By reducing its military footprint without abandoning its key positions in Senegal, Côte d’Ivoire, Gabon and Djibouti, France hopes to avoid further forced withdrawals from strategic corners of the continent. Then, referring to the Russian Wagner mercenaries who supplanted French forces in Mali and the Central African Republic, Macron said he was sure Africans would soon miss the presence of the paramilitary group.
But small crowds of anti-French protesters in Libreville and Kinshasa have been a reminder of France’s tarnished image among many young Africans, as well as accusations of political interference that are hampering Macron’s bid for a fresh start.
In Gabon, protesters accused the French leader of aiding veteran President Ali Bongo’s re-election campaign – a charge he felt compelled to deny. And in the DRC, he faced both public criticism from President Felix Tshisekedi, as well as protests from opposition activists.

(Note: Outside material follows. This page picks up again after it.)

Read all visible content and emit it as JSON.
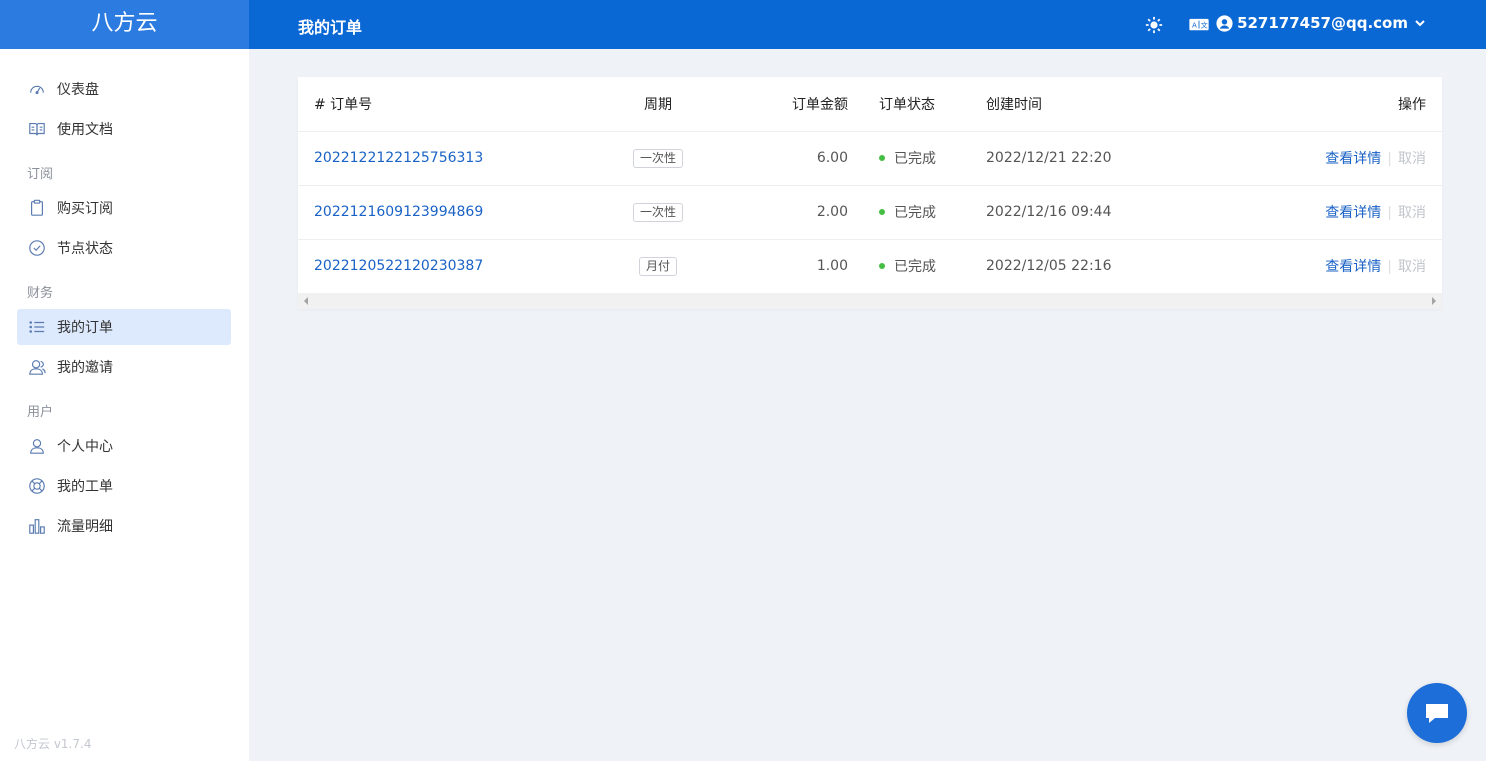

If you are in France, in Africa, you simply cannot win. No one will take your professions of good faith, political neutrality, partnership and brotherly love at face value.

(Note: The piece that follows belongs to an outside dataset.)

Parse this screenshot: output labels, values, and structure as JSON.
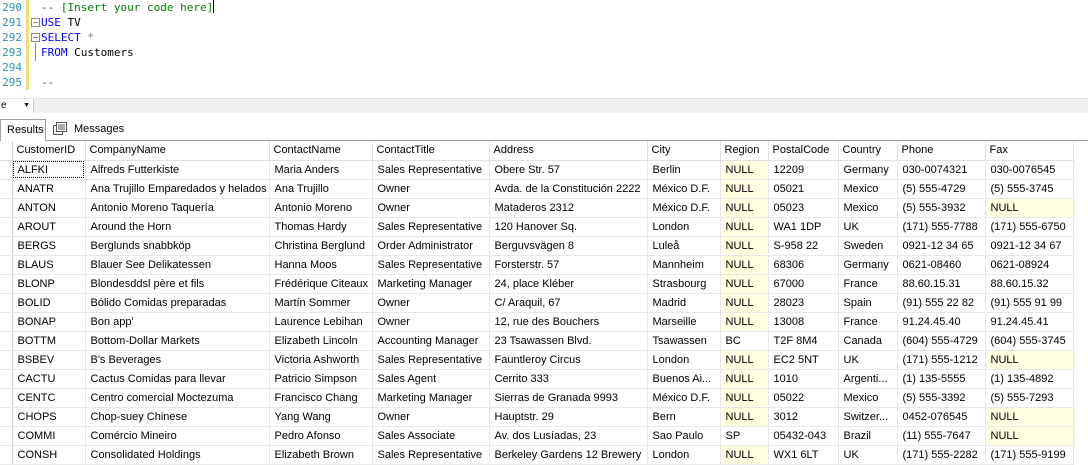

Macron was arguably the most progressive French president when it came to Africa, officially acknowledging the mistreatment of Algerians by colonial France, and in search of an ever elusive reconciliation. He apologized to Rwanda for his country’s role in the failure to prevent the 1994 genocide by Hutu militias against ethnic Tutsis. He also created a commission to investigate the colonial massacres in Cameroon.
Macron has reached out to young people, civil society and start-ups, sometimes over the heads of African governments. He agreed to scrap the CFA franc – the eight-nation West African currency linked to France – to be replaced by the Eco in 2027. He is the first French leader to also return cultural treasures to Africa, by sending a collection of statues to Benin in what is likely to set a precedent.
Yet, if they make the blood of French nationalists boil, such gestures are too little, too late for many Africans.
France would probably be better advised to channel its efforts instead under the more politically palatable banner of the European Union, which is building a comprehensive partnership with the African Union – the key principles of which were defined at a summit in Brussels in February. 2022.
Unfortunately, however, this budding relationship was overshadowed by Russia’s invasion of Ukraine, which monopolized the political and financial attention of the EU.
Africans see clearly how the bloc – including France – has poured billions of euros in military and financial aid into Ukraine, while support for African peace and security efforts has been far more limited. They also see how Ukraine gained EU candidate status and was at the center of every summit, while Africa had to struggle to get even belated aid for the purchase of vaccines against COVID-19.
Additionally, the war in Ukraine has aggravated food insecurity and squeezed energy prices on the continent.. For many Africans, Europe seems more concerned with blaming Russia than helping.
Macron’s African reset is in many ways a halfway house – he admitted as much in his big speech. “We are held accountable for the past without having been fully convinced of the shape of our common future,” he said.
The decision to rename the African bases as joint training companies would have been in itself a compromise between advisers who were opposed to giving an extra inch to France’s adversaries, and others who wanted to close most outposts and refocus the armed forces on preparing for a possible high-intensity war in Europe and the Indo-Pacific.
While 61% of voters think France should stay in Africa because of its economic and security interests – as well as to help prevent mass migration to Europe – an Odoxa poll for Le Figaro showed that a majority similar is pessimistic about Franco-African ties, and doubts Macron’s ability to build a new relationship.
This may not be the last Franco-African reset.